- Platypousse
- September 13, 2024
- News
If you've ever played a free-to-play game, you'll be familiar with the virtual currencies that give you access to certain items, upgrades and so on. Today, it's these in-game currencies and publishers that are under fire. Some twenty European consumer associations are attacking the mechanism whereby these intermediate currencies are bought with real money. We take a look at the complaint lodged in Brussels.
It took some time for consumer associations to realise that microtransactions could represent an ethical problem for gamers. However, it is not pay-to-play games that adopt these practices, nor the abusive (even misleading) marketing of gachas that are being targeted, but free-to-play games offering the purchase of in-game currencies with real money.
According to the French consumer association UFC-Que Choisir, this mechanism serves to "make players forget that the money they are spending is real". What's more, "pack" type formulas do not allow players to really know the price of their purchase.

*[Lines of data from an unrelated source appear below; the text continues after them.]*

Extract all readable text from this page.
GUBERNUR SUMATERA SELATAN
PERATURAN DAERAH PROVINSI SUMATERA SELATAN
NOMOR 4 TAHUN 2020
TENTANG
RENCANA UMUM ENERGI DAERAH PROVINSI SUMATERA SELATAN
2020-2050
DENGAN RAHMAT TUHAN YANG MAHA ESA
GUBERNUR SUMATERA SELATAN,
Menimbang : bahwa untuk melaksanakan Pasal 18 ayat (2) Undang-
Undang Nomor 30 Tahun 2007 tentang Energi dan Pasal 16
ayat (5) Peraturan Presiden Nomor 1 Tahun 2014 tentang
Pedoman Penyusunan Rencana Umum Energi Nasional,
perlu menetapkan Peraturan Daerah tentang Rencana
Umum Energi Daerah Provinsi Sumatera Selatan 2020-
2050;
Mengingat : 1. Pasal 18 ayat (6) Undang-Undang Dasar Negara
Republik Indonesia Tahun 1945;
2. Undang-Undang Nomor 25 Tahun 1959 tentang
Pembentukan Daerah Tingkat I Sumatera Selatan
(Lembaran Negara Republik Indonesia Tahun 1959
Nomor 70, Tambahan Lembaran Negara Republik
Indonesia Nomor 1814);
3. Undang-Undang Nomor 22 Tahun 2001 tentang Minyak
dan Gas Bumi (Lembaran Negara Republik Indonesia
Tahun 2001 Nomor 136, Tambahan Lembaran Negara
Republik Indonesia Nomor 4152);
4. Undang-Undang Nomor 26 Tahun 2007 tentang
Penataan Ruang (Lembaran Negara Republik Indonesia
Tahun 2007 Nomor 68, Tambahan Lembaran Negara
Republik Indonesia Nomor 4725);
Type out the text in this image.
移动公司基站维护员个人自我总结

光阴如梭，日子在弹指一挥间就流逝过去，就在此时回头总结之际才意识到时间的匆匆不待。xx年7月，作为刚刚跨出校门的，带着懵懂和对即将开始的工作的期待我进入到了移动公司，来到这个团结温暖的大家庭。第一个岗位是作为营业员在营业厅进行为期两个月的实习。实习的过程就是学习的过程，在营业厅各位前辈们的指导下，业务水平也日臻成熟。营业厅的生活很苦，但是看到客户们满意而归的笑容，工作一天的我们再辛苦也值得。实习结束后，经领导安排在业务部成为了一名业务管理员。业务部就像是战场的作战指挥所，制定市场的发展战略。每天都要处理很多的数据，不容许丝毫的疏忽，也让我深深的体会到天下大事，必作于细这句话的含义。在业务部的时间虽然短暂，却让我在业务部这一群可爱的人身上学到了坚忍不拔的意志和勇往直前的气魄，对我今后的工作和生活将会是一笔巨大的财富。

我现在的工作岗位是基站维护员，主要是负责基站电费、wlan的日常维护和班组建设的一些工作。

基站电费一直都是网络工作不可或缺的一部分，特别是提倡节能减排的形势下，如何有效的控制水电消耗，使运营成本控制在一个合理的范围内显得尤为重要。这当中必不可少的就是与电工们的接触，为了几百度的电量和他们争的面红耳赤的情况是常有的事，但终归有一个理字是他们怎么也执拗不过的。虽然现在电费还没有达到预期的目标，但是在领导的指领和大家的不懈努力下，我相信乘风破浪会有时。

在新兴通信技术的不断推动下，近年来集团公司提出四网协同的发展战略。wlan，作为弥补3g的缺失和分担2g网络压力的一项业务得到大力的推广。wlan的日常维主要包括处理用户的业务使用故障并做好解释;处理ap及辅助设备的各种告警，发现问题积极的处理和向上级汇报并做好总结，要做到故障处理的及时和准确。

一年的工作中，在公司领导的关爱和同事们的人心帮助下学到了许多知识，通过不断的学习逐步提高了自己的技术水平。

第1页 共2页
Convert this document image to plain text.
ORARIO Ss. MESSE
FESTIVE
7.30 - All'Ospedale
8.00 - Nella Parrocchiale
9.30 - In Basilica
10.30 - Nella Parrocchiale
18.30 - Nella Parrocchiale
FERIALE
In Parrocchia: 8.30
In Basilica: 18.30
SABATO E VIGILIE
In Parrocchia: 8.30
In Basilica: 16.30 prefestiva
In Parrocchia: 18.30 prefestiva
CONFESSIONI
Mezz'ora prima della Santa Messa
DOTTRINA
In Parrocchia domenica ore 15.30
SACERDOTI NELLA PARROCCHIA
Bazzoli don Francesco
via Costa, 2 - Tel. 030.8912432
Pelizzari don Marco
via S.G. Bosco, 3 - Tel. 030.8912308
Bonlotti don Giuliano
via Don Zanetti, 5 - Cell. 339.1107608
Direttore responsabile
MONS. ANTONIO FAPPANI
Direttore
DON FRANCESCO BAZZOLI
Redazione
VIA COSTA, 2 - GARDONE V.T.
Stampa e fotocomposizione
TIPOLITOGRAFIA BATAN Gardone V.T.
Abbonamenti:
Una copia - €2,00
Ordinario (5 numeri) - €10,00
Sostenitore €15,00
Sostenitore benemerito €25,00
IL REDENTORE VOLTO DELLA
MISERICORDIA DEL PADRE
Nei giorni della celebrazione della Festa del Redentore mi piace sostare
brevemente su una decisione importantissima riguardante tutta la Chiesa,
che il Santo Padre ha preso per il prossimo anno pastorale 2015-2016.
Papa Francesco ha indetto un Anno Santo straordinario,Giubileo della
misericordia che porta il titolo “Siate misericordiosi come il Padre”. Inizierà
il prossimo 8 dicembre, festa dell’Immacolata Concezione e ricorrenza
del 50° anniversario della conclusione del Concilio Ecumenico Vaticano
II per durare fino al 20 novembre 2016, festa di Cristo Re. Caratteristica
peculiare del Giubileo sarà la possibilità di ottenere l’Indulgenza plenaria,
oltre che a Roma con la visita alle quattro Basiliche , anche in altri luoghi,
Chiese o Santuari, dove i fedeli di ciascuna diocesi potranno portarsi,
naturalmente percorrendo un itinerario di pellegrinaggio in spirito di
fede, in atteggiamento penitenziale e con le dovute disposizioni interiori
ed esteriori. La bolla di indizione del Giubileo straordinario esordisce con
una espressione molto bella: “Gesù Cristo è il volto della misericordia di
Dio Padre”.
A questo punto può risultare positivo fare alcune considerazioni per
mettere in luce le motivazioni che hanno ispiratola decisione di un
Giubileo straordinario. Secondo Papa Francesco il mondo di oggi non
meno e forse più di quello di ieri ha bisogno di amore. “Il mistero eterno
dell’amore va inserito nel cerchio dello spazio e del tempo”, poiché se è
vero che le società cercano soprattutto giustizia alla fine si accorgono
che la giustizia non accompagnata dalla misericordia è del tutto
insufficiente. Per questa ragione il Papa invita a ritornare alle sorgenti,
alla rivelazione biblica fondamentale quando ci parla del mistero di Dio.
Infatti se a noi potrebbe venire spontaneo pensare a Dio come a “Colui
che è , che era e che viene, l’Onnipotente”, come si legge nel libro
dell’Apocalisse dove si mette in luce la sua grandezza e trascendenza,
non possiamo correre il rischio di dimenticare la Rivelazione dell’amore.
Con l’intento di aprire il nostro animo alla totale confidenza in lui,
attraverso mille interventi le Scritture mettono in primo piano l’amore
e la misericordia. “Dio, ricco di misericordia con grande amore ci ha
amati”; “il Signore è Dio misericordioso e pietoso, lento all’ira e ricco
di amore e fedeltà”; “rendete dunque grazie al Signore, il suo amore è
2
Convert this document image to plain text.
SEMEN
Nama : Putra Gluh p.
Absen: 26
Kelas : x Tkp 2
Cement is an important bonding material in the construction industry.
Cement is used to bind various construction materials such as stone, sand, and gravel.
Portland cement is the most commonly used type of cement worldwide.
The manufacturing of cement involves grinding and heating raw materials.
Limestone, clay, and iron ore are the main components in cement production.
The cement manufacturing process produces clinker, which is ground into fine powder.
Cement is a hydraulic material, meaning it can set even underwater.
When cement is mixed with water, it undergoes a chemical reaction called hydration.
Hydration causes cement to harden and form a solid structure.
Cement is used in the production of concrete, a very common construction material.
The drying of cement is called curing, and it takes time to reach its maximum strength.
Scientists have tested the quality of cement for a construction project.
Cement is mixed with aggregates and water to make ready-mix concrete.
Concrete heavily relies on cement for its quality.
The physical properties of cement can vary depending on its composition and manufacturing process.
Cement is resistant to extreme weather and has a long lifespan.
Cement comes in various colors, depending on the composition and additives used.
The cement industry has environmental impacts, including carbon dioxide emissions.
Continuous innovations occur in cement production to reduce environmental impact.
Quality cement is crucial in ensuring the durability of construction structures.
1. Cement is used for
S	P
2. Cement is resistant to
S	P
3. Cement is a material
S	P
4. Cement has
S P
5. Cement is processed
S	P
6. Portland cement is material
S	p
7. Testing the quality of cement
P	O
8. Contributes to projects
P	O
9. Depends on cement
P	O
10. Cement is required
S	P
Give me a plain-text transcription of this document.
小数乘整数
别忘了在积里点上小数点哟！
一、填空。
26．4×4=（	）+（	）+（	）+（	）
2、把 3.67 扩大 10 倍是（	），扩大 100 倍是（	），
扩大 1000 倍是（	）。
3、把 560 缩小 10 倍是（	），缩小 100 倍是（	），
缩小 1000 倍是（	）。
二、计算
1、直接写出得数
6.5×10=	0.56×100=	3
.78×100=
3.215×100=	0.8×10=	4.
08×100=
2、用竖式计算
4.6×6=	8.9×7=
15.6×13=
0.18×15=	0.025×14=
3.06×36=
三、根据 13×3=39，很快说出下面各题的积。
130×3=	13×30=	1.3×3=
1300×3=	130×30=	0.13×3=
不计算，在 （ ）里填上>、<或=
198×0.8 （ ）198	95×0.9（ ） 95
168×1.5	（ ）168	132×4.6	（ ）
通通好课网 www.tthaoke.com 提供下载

Add to this the fact that the prices of in-game items are calculated in such a way as to make players spend more money than they need to, and the European Commission and the European consumer protection authorities have been called in. The associations' objective: to force publishers to display the price in foreign currency of items offered in virtual currency and to ensure price transparency.
For the time being, the European consumer associations are targeting 7 publishers offering F2P games, namely Activision Blizzard (Diablo IV), Electronic Arts (EA Sports FC 24), Epic Games (Fortnite), Mojang Studio (Minecraft), Roblox, Supercell (Clash of Clans) and Ubisoft (Rainbox Six Siege).
Of course, it is mainly mobile games that are being targeted, with in-game currency being used in 81% of them, compared with 42% of PC games. For the time being, we do not know what the reaction of the European Commission and the relevant authorities will be, or whether in-game currencies will eventually be banned altogether.